Francesca Mannocchi giunge a Bucha due giorni dopo la liberazione dalle truppe russe che l’avevano occupata per 33 giorni. Documenta, senza risparmiare nulla alla vista, l’eccidio compiuto ai danni della cittadinanza. Avvicina le persone conquistandone la fiducia perché le lascia parlare di ciò che hanno vissuto e che ancora stanno vivendo senza interrompere i loro racconti.
Ne esce un film carico di dolente compassione nei confronti di un’umanità provata ma non sottomessa.
Mannocchi è, senza ombra di dubbio, una delle corrispondenti di guerra più esperte e preparate.
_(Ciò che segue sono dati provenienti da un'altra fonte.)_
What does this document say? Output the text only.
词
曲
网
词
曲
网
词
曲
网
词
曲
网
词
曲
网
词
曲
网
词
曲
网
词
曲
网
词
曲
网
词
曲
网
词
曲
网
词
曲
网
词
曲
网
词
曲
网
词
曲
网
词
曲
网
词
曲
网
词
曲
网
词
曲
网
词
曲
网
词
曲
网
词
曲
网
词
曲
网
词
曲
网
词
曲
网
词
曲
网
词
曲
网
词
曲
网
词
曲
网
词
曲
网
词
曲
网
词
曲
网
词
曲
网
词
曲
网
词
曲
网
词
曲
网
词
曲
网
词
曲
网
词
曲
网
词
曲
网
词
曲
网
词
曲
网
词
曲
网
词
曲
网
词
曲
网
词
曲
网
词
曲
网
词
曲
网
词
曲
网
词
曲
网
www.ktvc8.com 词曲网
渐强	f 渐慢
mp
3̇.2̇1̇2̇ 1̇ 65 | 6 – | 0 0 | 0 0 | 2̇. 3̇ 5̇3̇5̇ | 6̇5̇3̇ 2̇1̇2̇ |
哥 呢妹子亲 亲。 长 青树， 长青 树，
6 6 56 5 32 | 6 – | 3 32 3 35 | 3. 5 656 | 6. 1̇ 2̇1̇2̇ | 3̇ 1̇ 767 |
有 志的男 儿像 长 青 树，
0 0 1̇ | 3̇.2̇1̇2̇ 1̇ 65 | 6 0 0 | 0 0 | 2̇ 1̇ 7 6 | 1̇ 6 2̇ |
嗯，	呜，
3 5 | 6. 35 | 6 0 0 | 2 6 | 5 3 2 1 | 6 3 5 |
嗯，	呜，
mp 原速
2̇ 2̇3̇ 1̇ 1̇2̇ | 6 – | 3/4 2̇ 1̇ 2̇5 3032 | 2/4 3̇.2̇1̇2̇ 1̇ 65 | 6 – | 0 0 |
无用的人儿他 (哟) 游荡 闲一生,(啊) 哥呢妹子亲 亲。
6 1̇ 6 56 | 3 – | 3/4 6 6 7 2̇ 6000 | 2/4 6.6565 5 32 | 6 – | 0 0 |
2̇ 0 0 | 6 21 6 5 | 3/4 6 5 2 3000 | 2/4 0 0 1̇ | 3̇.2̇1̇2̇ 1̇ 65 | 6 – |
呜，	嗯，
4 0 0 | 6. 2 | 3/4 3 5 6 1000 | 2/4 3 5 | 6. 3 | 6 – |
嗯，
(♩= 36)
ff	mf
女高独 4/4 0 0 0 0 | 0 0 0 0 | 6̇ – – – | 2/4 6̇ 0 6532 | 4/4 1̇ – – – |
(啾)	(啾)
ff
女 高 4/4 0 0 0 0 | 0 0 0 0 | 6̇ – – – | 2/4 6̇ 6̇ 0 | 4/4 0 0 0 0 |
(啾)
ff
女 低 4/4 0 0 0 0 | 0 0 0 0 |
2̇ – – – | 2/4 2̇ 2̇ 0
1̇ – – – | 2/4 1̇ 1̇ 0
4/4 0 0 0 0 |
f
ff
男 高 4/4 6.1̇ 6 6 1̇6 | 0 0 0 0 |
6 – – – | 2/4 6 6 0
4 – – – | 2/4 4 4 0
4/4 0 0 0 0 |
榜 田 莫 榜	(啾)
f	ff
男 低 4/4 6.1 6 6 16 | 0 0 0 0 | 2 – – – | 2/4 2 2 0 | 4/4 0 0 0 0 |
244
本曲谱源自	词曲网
A differenza di alcuni reporter descritti da Michael Winterbottom in Benvenuti a Sarajevo che avevano maturato un fondo di cinismo, forse a protezione della propria sanità mentale, entra in empatia con la popolazione pur conservando lucidità di sguardo e di lettura delle situazioni.
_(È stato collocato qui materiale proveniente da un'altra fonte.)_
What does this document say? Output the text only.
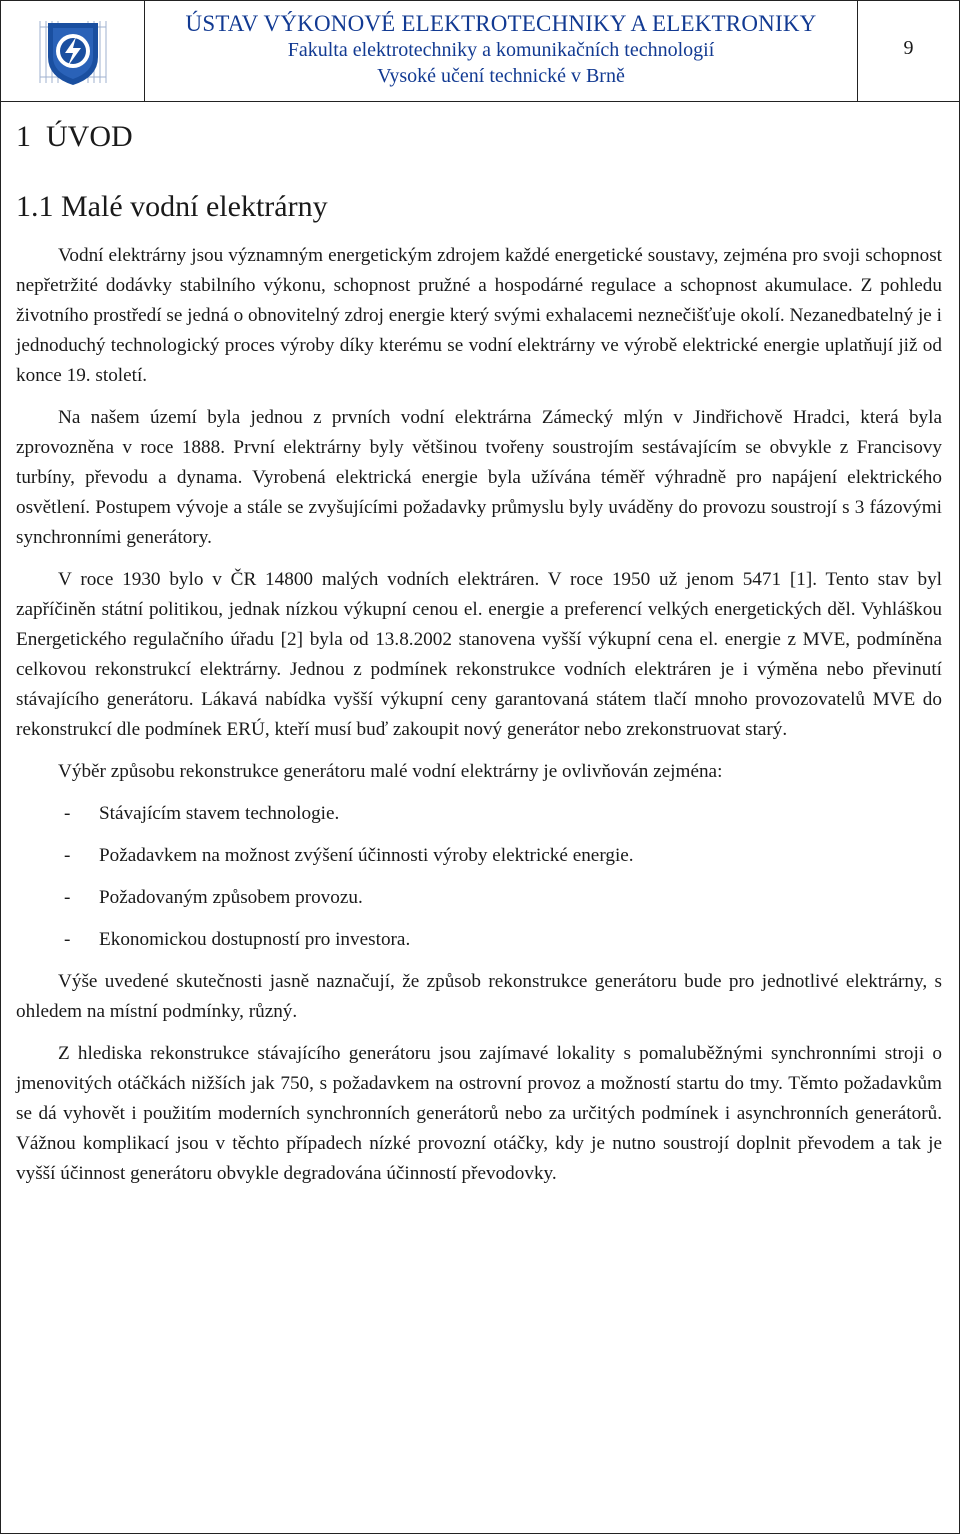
ÚSTAV VÝKONOVÉ ELEKTROTECHNIKY A ELEKTRONIKY
Fakulta elektrotechniky a komunikačních technologií
Vysoké učení technické v Brně
9
1 ÚVOD
1.1 Malé vodní elektrárny

Vodní elektrárny jsou významným energetickým zdrojem každé energetické soustavy, zejména pro svoji schopnost nepřetržité dodávky stabilního výkonu, schopnost pružné a hospodárné regulace a schopnost akumulace. Z pohledu životního prostředí se jedná o obnovitelný zdroj energie který svými exhalacemi neznečišťuje okolí. Nezanedbatelný je i jednoduchý technologický proces výroby díky kterému se vodní elektrárny ve výrobě elektrické energie uplatňují již od konce 19. století.

Na našem území byla jednou z prvních vodní elektrárna Zámecký mlýn v Jindřichově Hradci, která byla zprovozněna v roce 1888. První elektrárny byly většinou tvořeny soustrojím sestávajícím se obvykle z Francisovy turbíny, převodu a dynama. Vyrobená elektrická energie byla užívána téměř výhradně pro napájení elektrického osvětlení. Postupem vývoje a stále se zvyšujícími požadavky průmyslu byly uváděny do provozu soustrojí s 3 fázovými synchronními generátory.

V roce 1930 bylo v ČR 14800 malých vodních elektráren. V roce 1950 už jenom 5471 [1]. Tento stav byl zapříčiněn státní politikou, jednak nízkou výkupní cenou el. energie a preferencí velkých energetických děl. Vyhláškou Energetického regulačního úřadu [2] byla od 13.8.2002 stanovena vyšší výkupní cena el. energie z MVE, podmíněna celkovou rekonstrukcí elektrárny. Jednou z podmínek rekonstrukce vodních elektráren je i výměna nebo převinutí stávajícího generátoru. Lákavá nabídka vyšší výkupní ceny garantovaná státem tlačí mnoho provozovatelů MVE do rekonstrukcí dle podmínek ERÚ, kteří musí buď zakoupit nový generátor nebo zrekonstruovat starý.

Výběr způsobu rekonstrukce generátoru malé vodní elektrárny je ovlivňován zejména:

-	Stávajícím stavem technologie.
-	Požadavkem na možnost zvýšení účinnosti výroby elektrické energie.
-	Požadovaným způsobem provozu.
-	Ekonomickou dostupností pro investora.

Výše uvedené skutečnosti jasně naznačují, že způsob rekonstrukce generátoru bude pro jednotlivé elektrárny, s ohledem na místní podmínky, různý.

Z hlediska rekonstrukce stávajícího generátoru jsou zajímavé lokality s pomaluběžnými synchronními stroji o jmenovitých otáčkách nižších jak 750, s požadavkem na ostrovní provoz a možností startu do tmy. Těmto požadavkům se dá vyhovět i použitím moderních synchronních generátorů nebo za určitých podmínek i asynchronních generátorů. Vážnou komplikací jsou v těchto případech nízké provozní otáčky, kdy je nutno soustrojí doplnit převodem a tak je vyšší účinnost generátoru obvykle degradována účinností převodovky.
Il film inizia con un ragazzino che si aggira in una voragine prodotta da una bomba e la memoria cinefila va a un film di un russo che avrebbe saputo provare vera compassione nei confronti di Bucha invece che causarne il dolore. Il riferimento è ad Andrej Tarkovskij e alla sua opera prima L’infanzia di Ivan. Quella era un’altra guerra, la seconda mondiale, e una donna anziana che l’ha vissuta descrive ora cosa significhi per lei tornare a provare quelle stesse sensazioni. Allora erano i tedeschi ora sono i ‘liberatori’ russi che in quei 33 giorni lì hanno massacrato 458 civili impedendone in alcuni casi la sepoltura, realizzandola in fosse comuni in altri.